Austeridad y pobreza

1 de febrero
Jueves IV semana

Mc 6, 7-13 Les encargó que llevaran para el camino un bastón y nada más

Austeridad y pobreza. Dos palabras que nos pueden hacer temblar y que preferimos no tener que usar demasiado. Son, sin embargo, dos palabras a que nos ofrece Jesús para iniciar el camino de la evangelización. Austeridad porque somos discípulos de aquél que no tenía un lugar donde reclinar la cabeza. Pobreza porque manifiesta la confianza y la dependencia de Dios, que es el que actúa y realiza, con nuestros pobres instrumentos, la misión que él mismo nos confía. Dándonos un bastón, y nada más.

Fortaleced

31 de enero

Hb 12, 4-7.11-15 Fortaleced las manos débiles, robusteced las rodillas vacilantes.

Los fuertes de la comunidad pueden fortalecer las manos débiles y robustecer las rodillas vacilantes. Todos tenemos debilidades y vacilaciones, en nuestra vida.
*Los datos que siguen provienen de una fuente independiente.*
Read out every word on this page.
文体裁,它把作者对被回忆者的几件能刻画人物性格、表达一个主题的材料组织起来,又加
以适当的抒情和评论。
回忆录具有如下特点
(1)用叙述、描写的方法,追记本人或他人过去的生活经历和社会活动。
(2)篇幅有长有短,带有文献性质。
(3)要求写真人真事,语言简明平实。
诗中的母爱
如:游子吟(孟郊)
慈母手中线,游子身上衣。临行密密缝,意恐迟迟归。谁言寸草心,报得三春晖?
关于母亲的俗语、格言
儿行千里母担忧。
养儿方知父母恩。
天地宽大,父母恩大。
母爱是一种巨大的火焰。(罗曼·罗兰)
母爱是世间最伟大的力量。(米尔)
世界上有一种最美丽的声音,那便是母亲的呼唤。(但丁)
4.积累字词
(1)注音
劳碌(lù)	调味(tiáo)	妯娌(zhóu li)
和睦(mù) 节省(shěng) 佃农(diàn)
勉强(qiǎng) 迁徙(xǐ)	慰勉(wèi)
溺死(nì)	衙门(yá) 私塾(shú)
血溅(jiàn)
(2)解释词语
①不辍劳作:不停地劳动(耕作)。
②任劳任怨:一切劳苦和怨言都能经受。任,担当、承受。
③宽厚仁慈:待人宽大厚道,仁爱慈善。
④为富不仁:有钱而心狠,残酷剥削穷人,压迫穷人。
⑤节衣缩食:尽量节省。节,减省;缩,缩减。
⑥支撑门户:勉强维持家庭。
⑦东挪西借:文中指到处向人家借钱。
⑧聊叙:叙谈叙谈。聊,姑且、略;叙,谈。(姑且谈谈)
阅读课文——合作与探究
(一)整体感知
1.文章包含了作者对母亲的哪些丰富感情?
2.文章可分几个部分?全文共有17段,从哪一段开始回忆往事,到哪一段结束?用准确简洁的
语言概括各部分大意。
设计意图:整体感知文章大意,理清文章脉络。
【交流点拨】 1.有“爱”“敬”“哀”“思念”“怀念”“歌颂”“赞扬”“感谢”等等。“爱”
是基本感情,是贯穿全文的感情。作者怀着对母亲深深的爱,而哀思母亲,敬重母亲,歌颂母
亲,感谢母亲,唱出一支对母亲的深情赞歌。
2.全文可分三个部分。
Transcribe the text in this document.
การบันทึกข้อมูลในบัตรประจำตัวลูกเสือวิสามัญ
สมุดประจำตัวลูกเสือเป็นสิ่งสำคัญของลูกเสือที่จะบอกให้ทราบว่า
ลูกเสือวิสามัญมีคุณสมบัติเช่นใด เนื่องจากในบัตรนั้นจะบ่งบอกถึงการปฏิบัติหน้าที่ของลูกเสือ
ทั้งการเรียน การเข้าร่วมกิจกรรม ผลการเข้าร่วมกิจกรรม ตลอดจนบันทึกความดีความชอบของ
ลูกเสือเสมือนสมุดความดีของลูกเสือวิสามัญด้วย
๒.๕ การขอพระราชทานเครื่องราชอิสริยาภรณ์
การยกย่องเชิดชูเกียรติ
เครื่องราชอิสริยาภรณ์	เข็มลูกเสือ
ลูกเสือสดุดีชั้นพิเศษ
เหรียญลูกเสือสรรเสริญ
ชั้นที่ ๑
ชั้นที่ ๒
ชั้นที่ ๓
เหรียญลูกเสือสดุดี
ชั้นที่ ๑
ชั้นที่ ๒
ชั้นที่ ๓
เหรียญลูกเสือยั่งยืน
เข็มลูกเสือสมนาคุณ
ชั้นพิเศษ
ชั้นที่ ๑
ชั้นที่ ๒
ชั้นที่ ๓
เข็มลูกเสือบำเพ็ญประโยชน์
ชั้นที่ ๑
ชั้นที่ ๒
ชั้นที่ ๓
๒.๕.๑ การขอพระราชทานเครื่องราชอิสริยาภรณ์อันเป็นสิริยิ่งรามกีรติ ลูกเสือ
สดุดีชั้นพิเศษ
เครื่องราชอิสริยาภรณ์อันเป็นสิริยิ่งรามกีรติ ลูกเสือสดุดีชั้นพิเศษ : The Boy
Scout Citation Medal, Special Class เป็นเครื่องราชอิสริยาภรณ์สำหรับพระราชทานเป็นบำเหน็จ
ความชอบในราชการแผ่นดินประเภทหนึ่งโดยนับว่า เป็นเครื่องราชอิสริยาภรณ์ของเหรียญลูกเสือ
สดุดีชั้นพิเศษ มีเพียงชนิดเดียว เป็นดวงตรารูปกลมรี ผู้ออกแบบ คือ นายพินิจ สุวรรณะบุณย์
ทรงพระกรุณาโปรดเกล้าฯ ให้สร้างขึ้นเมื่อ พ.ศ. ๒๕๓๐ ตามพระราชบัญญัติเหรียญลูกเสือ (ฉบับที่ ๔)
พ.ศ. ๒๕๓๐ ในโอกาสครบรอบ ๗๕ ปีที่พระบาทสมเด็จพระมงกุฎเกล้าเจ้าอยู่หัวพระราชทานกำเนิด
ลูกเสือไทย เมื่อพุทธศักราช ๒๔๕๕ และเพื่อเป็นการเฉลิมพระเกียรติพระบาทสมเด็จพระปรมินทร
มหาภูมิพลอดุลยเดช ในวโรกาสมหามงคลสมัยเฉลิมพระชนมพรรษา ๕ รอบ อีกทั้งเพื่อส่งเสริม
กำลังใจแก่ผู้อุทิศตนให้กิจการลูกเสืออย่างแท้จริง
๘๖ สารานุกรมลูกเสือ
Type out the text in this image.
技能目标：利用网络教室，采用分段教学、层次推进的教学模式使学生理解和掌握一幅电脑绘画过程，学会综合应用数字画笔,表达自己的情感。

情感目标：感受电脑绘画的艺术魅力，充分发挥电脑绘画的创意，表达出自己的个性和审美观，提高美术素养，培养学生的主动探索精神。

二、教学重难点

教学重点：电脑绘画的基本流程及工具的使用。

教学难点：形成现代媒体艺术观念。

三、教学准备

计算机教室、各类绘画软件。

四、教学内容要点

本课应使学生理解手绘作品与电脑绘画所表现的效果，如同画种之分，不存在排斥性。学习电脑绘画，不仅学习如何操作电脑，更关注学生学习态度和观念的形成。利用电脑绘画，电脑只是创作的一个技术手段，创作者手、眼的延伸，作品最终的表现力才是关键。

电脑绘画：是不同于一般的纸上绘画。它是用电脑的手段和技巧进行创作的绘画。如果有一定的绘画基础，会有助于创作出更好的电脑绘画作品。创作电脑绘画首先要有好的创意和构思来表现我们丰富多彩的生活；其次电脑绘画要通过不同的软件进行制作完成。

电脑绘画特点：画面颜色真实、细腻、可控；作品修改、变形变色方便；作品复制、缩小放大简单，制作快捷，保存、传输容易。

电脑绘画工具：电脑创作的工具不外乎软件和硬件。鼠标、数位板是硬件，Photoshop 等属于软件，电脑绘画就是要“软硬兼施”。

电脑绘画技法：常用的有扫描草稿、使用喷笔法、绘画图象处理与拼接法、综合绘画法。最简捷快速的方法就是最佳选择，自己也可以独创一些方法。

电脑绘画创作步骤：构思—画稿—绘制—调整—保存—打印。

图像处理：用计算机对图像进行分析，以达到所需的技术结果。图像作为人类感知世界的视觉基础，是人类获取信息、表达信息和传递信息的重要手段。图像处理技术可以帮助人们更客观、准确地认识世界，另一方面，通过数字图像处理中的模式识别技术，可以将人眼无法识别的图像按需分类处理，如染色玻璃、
Debilidad para actuar con nuestras manos la obra de Dios, acercarnos al prójimo y cuidarle y curar sus heridas. Vacilación para ir detrás de Jesús y seguirle por el camino del despojo, de la renuncia y de la cruz. Apoyarnos unos a otros. Formamos un solo cuerpo.

Estorbos

30 de enero
Martes IV semana

Hb 12, 1-4 Quitémonos lo que nos estorba, y el pecado que nos ata

¿Puedes disponer un rato de tranquilidad? Escucha lo que nos dice la carta a los hebreos, invitándote a quitarte lo que te estorba, los pecados que te atan, y te impiden estar libre para correr la carrera de tu vida cristiana, sin retirarte, y poder alcanzar la meta- la unión con Jesús y nuestra propia salvación. ¿Qué es lo que en tu vida impide y estorba tu seguimiento de Jesús? Deja que de tu interior brote la respuesta.

 

Algo mejor

29 de enero
Lunes IV semana

Hb 11, 32-40 Dios tenía preparado algo mejor para nosotros

¿Qué es el algo mejor? ¿Qué es lo mejor que quieres recibir de Dios? Recibir el don de Jesús, ya que por la fe hemos conocido y acogido al Salvador. Fueron muchos los hombres y las mujeres que antes de Cristo vivieron por la fe, y una fe robusta, pero no alcanzaron a que sus ojos vieran al Salvador, luz para alumbrar a las naciones y gloria de su pueblo. Tenemos lo mejor: a Jesús, Dios con nosotros.

No soy

28 de enero
IV domingo

1 Cor 12, 31-13,13 Si no tengo amor no soy nada

Si no tengo amor no soy nada. Cada uno de nosotros lo ha podido experimentar en su vida. Si nadie me ama no crezco, vivo en la inseguridad, no soy capaz de desarrollarme como persona. Si yo no tengo amor, si no amo a nadie, ¿qué me pasa? Me quedo encerrado en el laberinto de mi propio egoísmo y cerrazón. Vivo como un muerto. No soy nada. No tengo ser. Si no tengo amor, no soy nada. Necesito tu amor, Señor, para amar desde la fuente inagotable del ser que no se consume.

Cobardes

27 de enero
Sábado III semana

Mc 4, 35-41 ¿Por qué sois tan cobardes? ¿Aún no tenéis fe?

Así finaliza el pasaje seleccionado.